Sotto i governi di Napoleone III viene, infatti, introdotto il suffragio universale; abolito il lavoro la domenica e i giorni festivi; vengono creati crediti per aiutare gli agricoltori; create società di mutuo soccorso; introdotti gli ispettori del lavoro; viene creato il pensionamento per i dipendenti pubblici; vengono concesse onoreficenze a operai e donne; vengono istituiti ospedali e asili per disabili; vengono rimboschite le brughiere della Guascogna; viene attuata l’idea di associazione capitale/lavoro nel feudo di Solferino di proprietà di Napoleone III; i sindacati vengono autorizzati e viene introdotta una legge sulle società cooperative; vengono introdotte le scuole primarie gratuite anche per le ragazze.

Queste solo alcune delle riforme attuate dall’Impero di Napoleone III dal 1852 al 1870, anno della sua caduta, a causa della sconfitta nella guerra franco-prussiana della Francia.

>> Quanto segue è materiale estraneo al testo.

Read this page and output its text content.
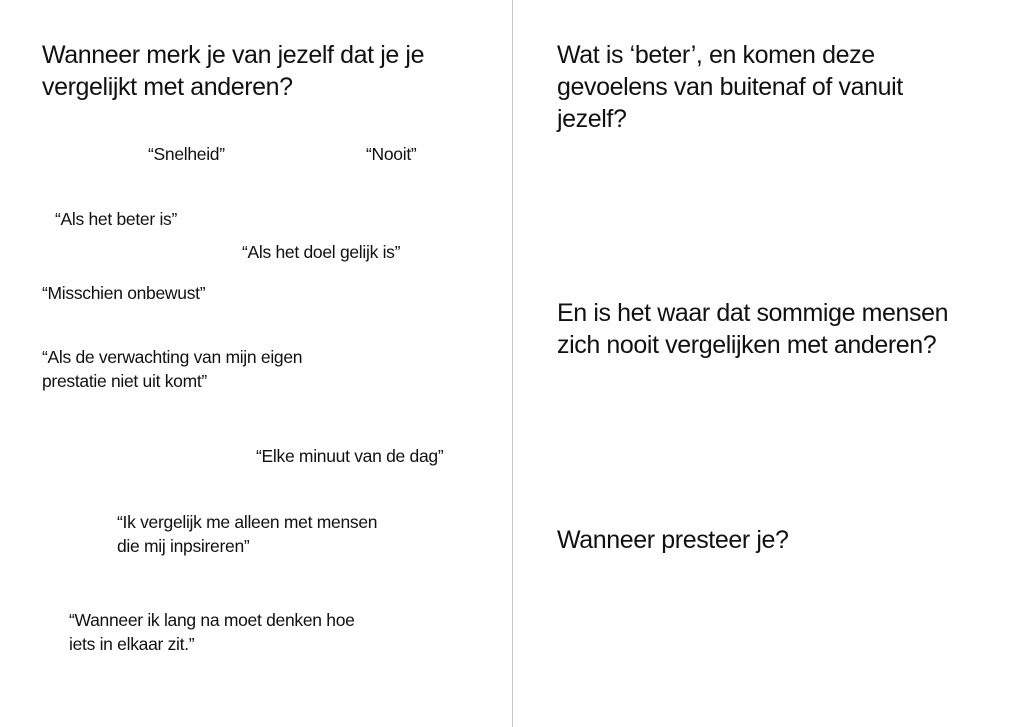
Wanneer merk je van jezelf dat je je
vergelijkt met anderen?

“Snelheid”	“Nooit”

“Als het beter is”

“Als het doel gelijk is”

“Misschien onbewust”

“Als de verwachting van mijn eigen
prestatie niet uit komt”

“Elke minuut van de dag”

“Ik vergelijk me alleen met mensen
die mij inpsireren”

“Wanneer ik lang na moet denken hoe
iets in elkaar zit.”

Wat is ‘beter’, en komen deze
gevoelens van buitenaf of vanuit
jezelf?
En is het waar dat sommige mensen
zich nooit vergelijken met anderen?
Wanneer presteer je?
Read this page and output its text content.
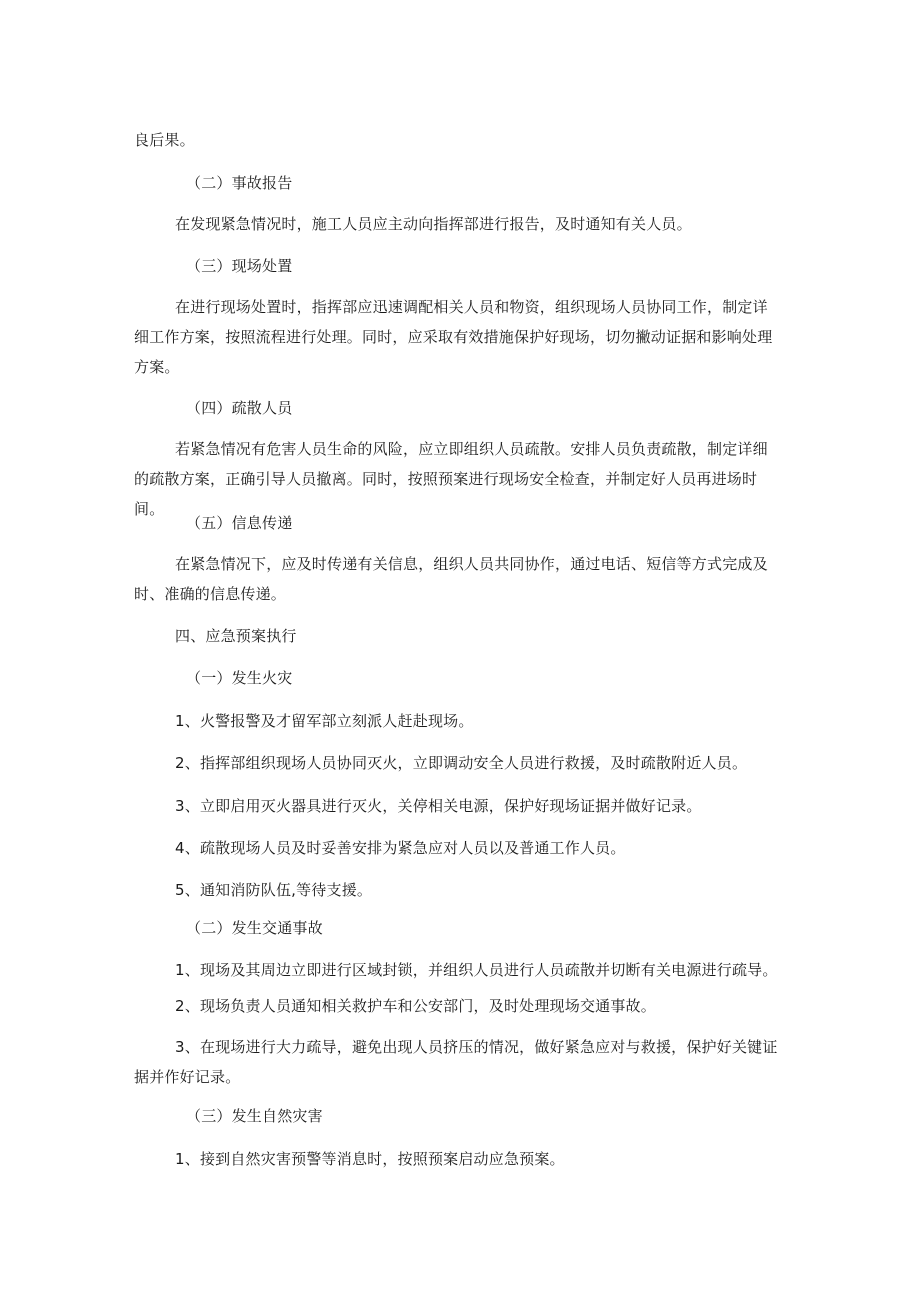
良后果。
（二）事故报告
在发现紧急情况时，施工人员应主动向指挥部进行报告，及时通知有关人员。
（三）现场处置
在进行现场处置时，指挥部应迅速调配相关人员和物资，组织现场人员协同工作，制定详细工作方案，按照流程进行处理。同时，应采取有效措施保护好现场，切勿撇动证据和影响处理方案。
（四）疏散人员
若紧急情况有危害人员生命的风险，应立即组织人员疏散。安排人员负责疏散，制定详细的疏散方案，正确引导人员撤离。同时，按照预案进行现场安全检查，并制定好人员再进场时间。
（五）信息传递
在紧急情况下，应及时传递有关信息，组织人员共同协作，通过电话、短信等方式完成及时、准确的信息传递。
四、应急预案执行
（一）发生火灾
1、火警报警及才留军部立刻派人赶赴现场。
2、指挥部组织现场人员协同灭火，立即调动安全人员进行救援，及时疏散附近人员。
3、立即启用灭火器具进行灭火，关停相关电源，保护好现场证据并做好记录。
4、疏散现场人员及时妥善安排为紧急应对人员以及普通工作人员。
5、通知消防队伍,等待支援。
（二）发生交通事故
1、现场及其周边立即进行区域封锁，并组织人员进行人员疏散并切断有关电源进行疏导。
2、现场负责人员通知相关救护车和公安部门，及时处理现场交通事故。
3、在现场进行大力疏导，避免出现人员挤压的情况，做好紧急应对与救援，保护好关键证据并作好记录。
（三）发生自然灾害
1、接到自然灾害预警等消息时，按照预案启动应急预案。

E tutto ciò, come spiegato anche nei saggi di Jean Sagnes, contribuì ad innalzare il tenore di vita della popolazione francese.

Sagnes non tace gli aspetti più repressivi dell’Impero di Napoleone III, ma sottolinea come tale repressione non sia mai stata diretta contro la classe operaia, in quanto non è considerata affatto pericolosa.

Napoleone III, dunque, cerca di unire nel suo governo: giustizia sociale, autorità, armonia e sovranità nazionale, attraverso una saggia amministrazione.

Marx sarà un acceso critico di Napoleone III e della sua ascesa al potere, così come lo sarà anche del socialismo sansimoniano e di Robert Owen, che classificherà come “utopista”.

Ad ogni modo, sarebbe ingeneroso non considerare Luigi Napoleone Bonaparte, il Principe-Presidente-Imperatore, pur con tutti i suoi limiti e contraddizioni (non ultima l’invasione e deposizione della democratica Repubblica Romana, di ispirazione mazzinana e garibaldina del 1849) come parte integrante della Storia del socialismo e dell’emancipazione delle classi oppresse nella Francia del XIX secolo.